Favori à la course des Oscars, L'étrange histoire de Benjamin Button est à la fois une fable fantastique, un film d'amour et un chef-d'oeuvre de virtuosité technique, qui nous conte - pendant près de 3 heures - une histoire rocambolesque que l'on pourrait qualifier de " retour vers le futur". Et de quelle histoire s'agit-il plus précisément ? Celle de Benjamin Button ( Brad Pitt ), né à la Nouvelle-Orléans, le jour de l'armistice de la Première Guerre Mondiale, victime d'une étrange et pathétique anomalie, puisqu'il est venu au monde, non comme un nouveau-né, mais comme un individu dont la peau et l'organisme présentent toutes les séquelles d'un vieillard de 80 ans. Au bout de quelques mois, et à mesure qu'il grandit en taille, on s'aperçoit que sa vie au lieu de descendre le temps, le remonte, et qu'il est condamné, heureusement ou malheureusement, à rajeunir au lieu de vieillir au fil des ans. Cette singularité aura l'avantage d'allier à sa compétitivité une expérience acquise indéniable mais lui causera d'innombrables problèmes vis-à-vis de son entourage et plus spécialement auprès de Daisy ( Cate Blanchett ), la femme dont il s'est épris. Rencontrée, alors qu'elle n'était qu'une fillette, leur relation, mise à l'épreuve de la durée effective du temps, sera à l'origine de leur drame personnel, dont je ne veux pas vous dévoiler les tenants et les aboutissants, pour ne pas vous priver du plaisir de le découvrir vous-même.
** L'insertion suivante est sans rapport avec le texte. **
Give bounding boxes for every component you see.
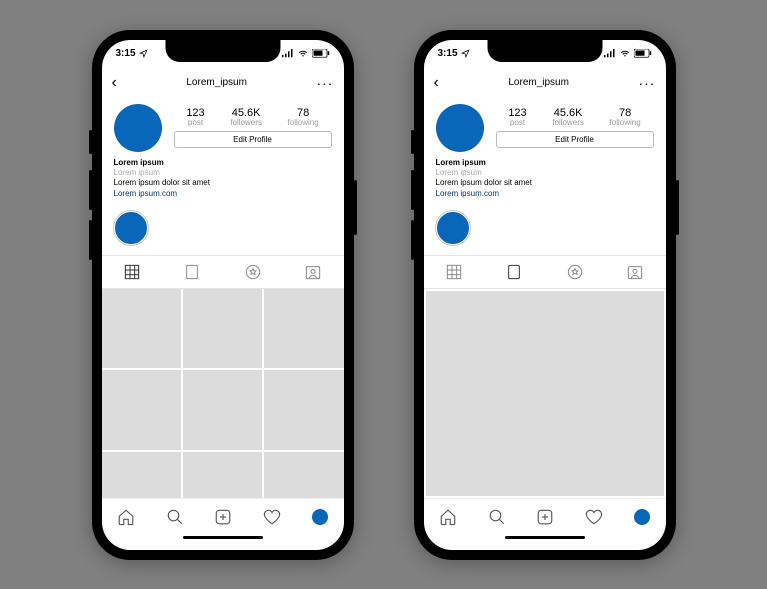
- bio-name: Lorem ipsum: [436, 158, 654, 168]
- story-highlight[interactable]: [114, 211, 148, 245]
- bio-text: Lorem ipsum dolor sit amet: [114, 178, 332, 188]
- nav-search[interactable]: [488, 508, 506, 526]
- post-thumbnail[interactable]: [183, 370, 262, 449]
- tab-tagged[interactable]: [283, 256, 344, 288]
- tab-feed[interactable]: [162, 256, 223, 288]
- nav-avatar-icon: [634, 509, 650, 525]
- home-indicator[interactable]: [183, 536, 263, 539]
- story-highlight[interactable]: [436, 211, 470, 245]
- tagged-icon: [627, 264, 643, 280]
- post-thumbnail[interactable]: [264, 289, 343, 368]
- wifi-icon: [619, 49, 631, 58]
- signal-icon: [604, 49, 616, 58]
- location-icon: [139, 49, 148, 58]
- header-username: Lorem_ipsum: [186, 77, 247, 88]
- stat-following[interactable]: 78 following: [610, 107, 641, 128]
- bio-link[interactable]: Lorem ipsum.com: [114, 189, 332, 199]
- tab-grid[interactable]: [424, 256, 485, 288]
- feed-icon: [507, 264, 521, 280]
- nav-activity[interactable]: [263, 508, 281, 526]
- bio-name: Lorem ipsum: [114, 158, 332, 168]
- post-thumbnail[interactable]: [102, 289, 181, 368]
- tab-star[interactable]: [223, 256, 284, 288]
- signal-icon: [282, 49, 294, 58]
- phone-left: 3:15 ‹ Lorem_ipsum ··· 123 post: [92, 30, 354, 560]
- bio-text: Lorem ipsum dolor sit amet: [436, 178, 654, 188]
- bio: Lorem ipsum Lorem ipsum Lorem ipsum dolo…: [102, 156, 344, 208]
- stat-followers[interactable]: 45.6K followers: [230, 107, 262, 128]
- nav-home[interactable]: [439, 508, 457, 526]
- post-thumbnail[interactable]: [183, 289, 262, 368]
- star-icon: [245, 264, 261, 280]
- status-time: 3:15: [116, 48, 136, 59]
- phone-right: 3:15 ‹ Lorem_ipsum ··· 123 post: [414, 30, 676, 560]
- stat-posts[interactable]: 123 post: [186, 107, 204, 128]
- stat-following[interactable]: 78 following: [288, 107, 319, 128]
- post-thumbnail[interactable]: [102, 452, 181, 498]
- tab-star[interactable]: [545, 256, 606, 288]
- stat-posts[interactable]: 123 post: [508, 107, 526, 128]
- profile-avatar[interactable]: [114, 104, 162, 152]
- post-thumbnail[interactable]: [102, 370, 181, 449]
- nav-home[interactable]: [117, 508, 135, 526]
- bio-subtitle: Lorem ipsum: [114, 168, 332, 178]
- tagged-icon: [305, 264, 321, 280]
- battery-icon: [312, 49, 330, 58]
- nav-activity[interactable]: [585, 508, 603, 526]
- plus-icon: [214, 508, 232, 526]
- back-button[interactable]: ‹: [112, 74, 117, 92]
- grid-icon: [124, 264, 140, 280]
- nav-avatar-icon: [312, 509, 328, 525]
- home-icon: [439, 508, 457, 526]
- post-thumbnail[interactable]: [183, 452, 262, 498]
- bio: Lorem ipsum Lorem ipsum Lorem ipsum dolo…: [424, 156, 666, 208]
- more-button[interactable]: ···: [316, 75, 333, 91]
- profile-avatar[interactable]: [436, 104, 484, 152]
- post-thumbnail[interactable]: [264, 370, 343, 449]
- wifi-icon: [297, 49, 309, 58]
- tab-grid[interactable]: [102, 256, 163, 288]
- back-button[interactable]: ‹: [434, 74, 439, 92]
- tab-feed[interactable]: [484, 256, 545, 288]
- search-icon: [166, 508, 184, 526]
- search-icon: [488, 508, 506, 526]
- status-time: 3:15: [438, 48, 458, 59]
- location-icon: [461, 49, 470, 58]
- nav-create[interactable]: [536, 508, 554, 526]
- star-icon: [567, 264, 583, 280]
- battery-icon: [634, 49, 652, 58]
- feed-icon: [185, 264, 199, 280]
- posts-grid: [102, 289, 344, 497]
- nav-profile[interactable]: [312, 509, 328, 525]
- heart-icon: [263, 508, 281, 526]
- heart-icon: [585, 508, 603, 526]
- bio-link[interactable]: Lorem ipsum.com: [436, 189, 654, 199]
- nav-search[interactable]: [166, 508, 184, 526]
- feed-post[interactable]: [426, 291, 664, 495]
- edit-profile-button[interactable]: Edit Profile: [174, 131, 332, 148]
- bio-subtitle: Lorem ipsum: [436, 168, 654, 178]
- tab-tagged[interactable]: [605, 256, 666, 288]
- more-button[interactable]: ···: [638, 75, 655, 91]
- edit-profile-button[interactable]: Edit Profile: [496, 131, 654, 148]
- post-thumbnail[interactable]: [264, 452, 343, 498]
- header-username: Lorem_ipsum: [508, 77, 569, 88]
- home-icon: [117, 508, 135, 526]
- grid-icon: [446, 264, 462, 280]
- nav-profile[interactable]: [634, 509, 650, 525]
- stat-followers[interactable]: 45.6K followers: [552, 107, 584, 128]
- nav-create[interactable]: [214, 508, 232, 526]
- home-indicator[interactable]: [505, 536, 585, 539]
- plus-icon: [536, 508, 554, 526]
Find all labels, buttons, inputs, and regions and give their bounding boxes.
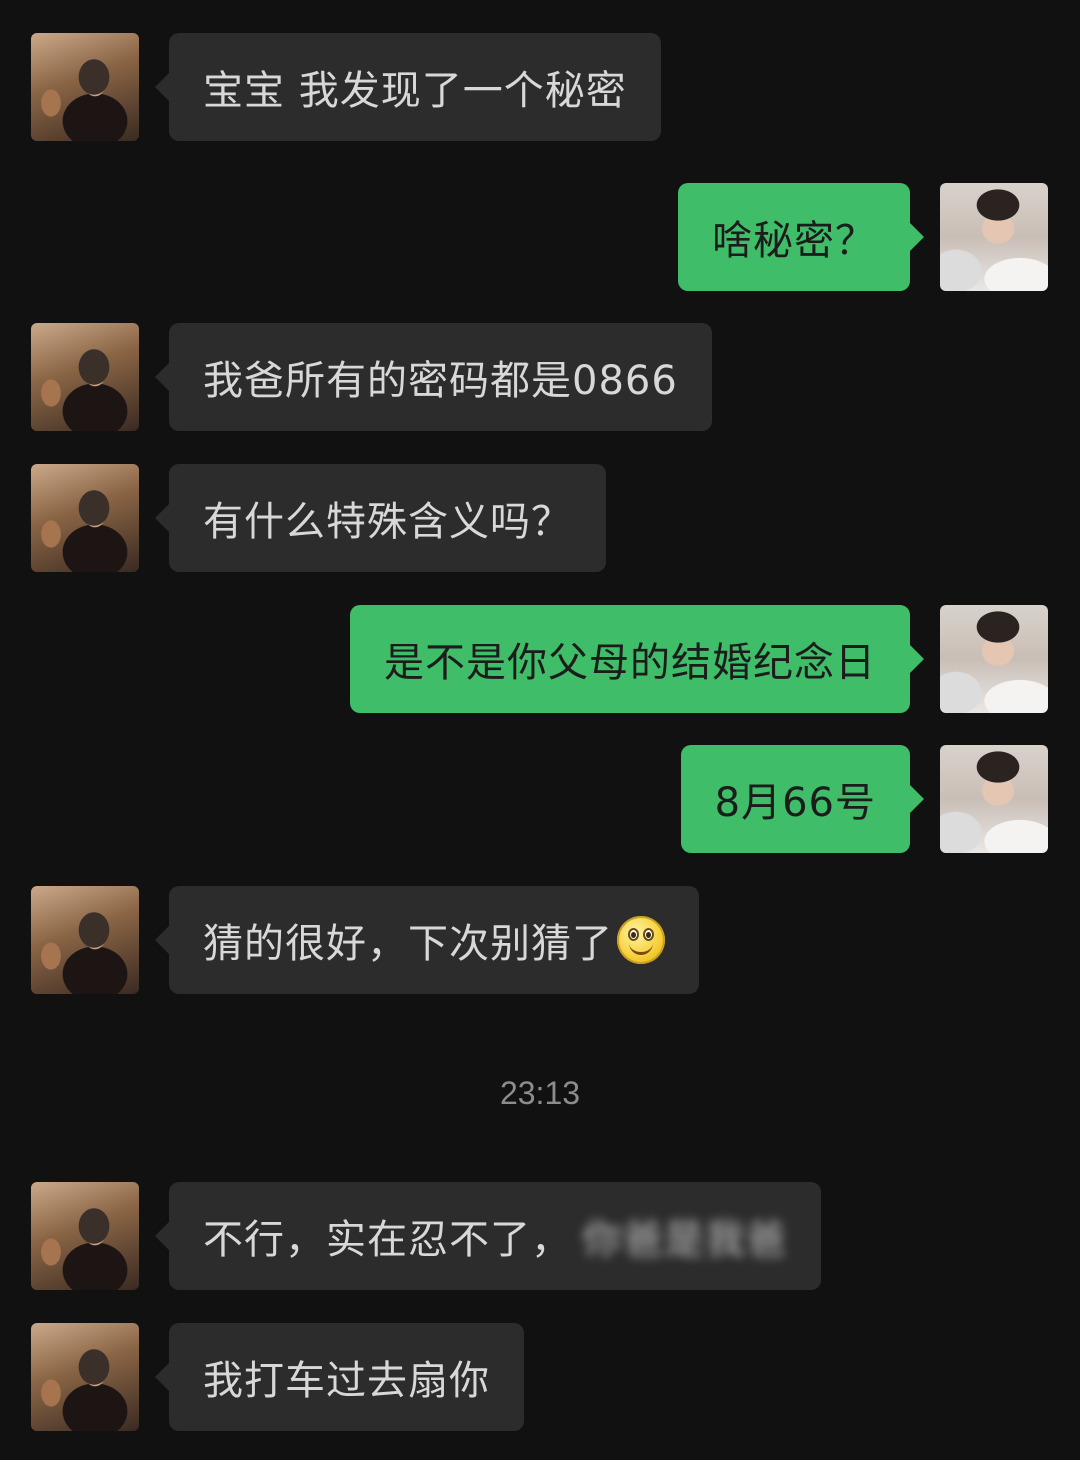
contact-avatar[interactable] [31,464,139,572]
contact-avatar[interactable] [31,323,139,431]
contact-avatar[interactable] [31,1323,139,1431]
outgoing-message-bubble[interactable]: 啥秘密？ [678,183,924,291]
message-text: 我打车过去扇你 [203,1358,490,1404]
incoming-message-bubble[interactable]: 有什么特殊含义吗？ [155,464,606,572]
incoming-message-bubble[interactable]: 我打车过去扇你 [155,1323,524,1431]
contact-avatar[interactable] [31,33,139,141]
outgoing-message-bubble[interactable]: 8月66号 [680,745,925,853]
incoming-message-bubble[interactable]: 猜的很好，下次别猜了 [155,886,699,994]
chat-message-row: 宝宝 我发现了一个秘密 [0,33,1080,143]
incoming-message-bubble[interactable]: 宝宝 我发现了一个秘密 [155,33,661,141]
incoming-message-bubble[interactable]: 不行，实在忍不了， 你爸是我爸 [155,1182,821,1290]
chat-message-row: 我爸所有的密码都是0866 [0,323,1080,433]
message-text: 宝宝 我发现了一个秘密 [203,68,627,114]
contact-avatar[interactable] [31,1182,139,1290]
chat-timestamp: 23:13 [499,1075,581,1111]
user-avatar[interactable] [940,745,1048,853]
chat-message-row: 啥秘密？ [0,183,1080,293]
message-text: 啥秘密？ [712,218,876,264]
smiley-emoji-icon [617,916,665,964]
message-text: 猜的很好，下次别猜了 [203,921,613,967]
chat-message-row: 我打车过去扇你 [0,1323,1080,1433]
contact-avatar[interactable] [31,886,139,994]
chat-message-row: 是不是你父母的结婚纪念日 [0,605,1080,715]
incoming-message-bubble[interactable]: 我爸所有的密码都是0866 [155,323,712,431]
chat-message-row: 有什么特殊含义吗？ [0,464,1080,574]
message-text: 是不是你父母的结婚纪念日 [384,640,876,686]
message-text: 8月66号 [714,780,876,826]
chat-message-row: 8月66号 [0,745,1080,855]
outgoing-message-bubble[interactable]: 是不是你父母的结婚纪念日 [350,605,924,713]
user-avatar[interactable] [940,183,1048,291]
chat-message-row: 猜的很好，下次别猜了 [0,886,1080,996]
user-avatar[interactable] [940,605,1048,713]
message-text: 有什么特殊含义吗？ [203,499,572,545]
message-text: 不行，实在忍不了， [203,1217,572,1263]
blurred-text: 你爸是我爸 [582,1217,787,1263]
message-text: 我爸所有的密码都是0866 [203,358,678,404]
chat-message-row: 不行，实在忍不了， 你爸是我爸 [0,1182,1080,1292]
Librement adapté d'une nouvelle de Scott Fitzgerald, l'auteur de Gatsby le Magnifique, le projet était déjà à l'oeuvre dès 1990, mais le défi narratif et surtout technologique d'un film, dont le héros vieillit à l'envers, semblait impossible à assurer, faute d'effets spéciaux convaincants. Par chance, les images de synthèse, ne cessant pas de se perfectionner, le cinéaste David Fincher, qui avait repris le projet à la suite des abandons successifs de Steven Spielberg, Ron Howard et Spike Jonze, entendait bien en assurer la gageure : faire exister un héros qui remonte le temps au lieu de le descendre.
" Ce fut un travail de longue haleine - avouait-il récemment à un journaliste - il doit y avoir près de 350 plans truqués dans le film et je peux vous dire que la création d'un personnage comme Benjamin Button n'a pas été une partie de plaisir ". On veut bien le croire.
Après un test au résultat aussi impressionnant que coûteux, le feu vert fut enfin accordé par les producteurs. Si Brad Pitt interprète le rôle de Benjamin Button pendant les deux dernières heures de la projection, durant les cinquante premières minutes, lorsque le personnage est sensé avoir entre 80 et 65 ans, le corps de celui-ci est une doublure de petite taille et la tête une création de synthèse, à partir du visage vieilli de l'acteur. Le même procédé qui fut utilisé pour donner vie à Gollum dans Le seigneur des anneaux et à King Kong, mais perfectionné de façon à obtenir un rendu plus subtil.
" Cela peut paraître intimidant et désincarné sur un plateau - soulignait le metteur en scène - mais cela recrée une certaine intimité avec les acteurs, qui se sentent moins exposés et peuvent mieux intérioriser leurs émotions, sans composer avec les costumes, les décors et la présence d'une équipe de tournage importante ".
Il faut également souligner qu'il est quasi impossible de détecter l'utilisation massive d'images de synthèse, qui ont gâché pas mal de films auparavant, mais qui, utilisées avec doigté par un Fincher passé maître, à la suite de son opus précédent Zodiac des effets spéciaux invisibles, parvient à rendre indiscernable la frontière entre film en prises de vue réelles et cinéma d'animation digitale. Cette maturité obtenue, après des réalisations moins convaincantes, comme Fight club et Panic, permet à David Fincher de signer là son film le plus accompli, ne serait-ce que pour les raisons suivantes : la prouesse technologique ne ternit pas l'inspiration ou la beauté picturale des images, pas davantage qu'elle n'affaiblit l'émotion. Quant à Cate Blanchett, elle irradie d'aisance et de beauté, alors que Brad Pitt me semble moins à l'aise que d'habitude, un rien absent. Néanmoins, ils forment tous deux un couple très glamour, à la recherche d'un temps commun, ce qui est pour le moins l'originalité et l'audace de ce film. Avec cette fresque passionnante et cet exploit filmique qui, sans nul doute, feront date, David Fincher fait une entrée remarquée dans le clan des grands conteurs, de la lignée des Spielberg et des Cameron.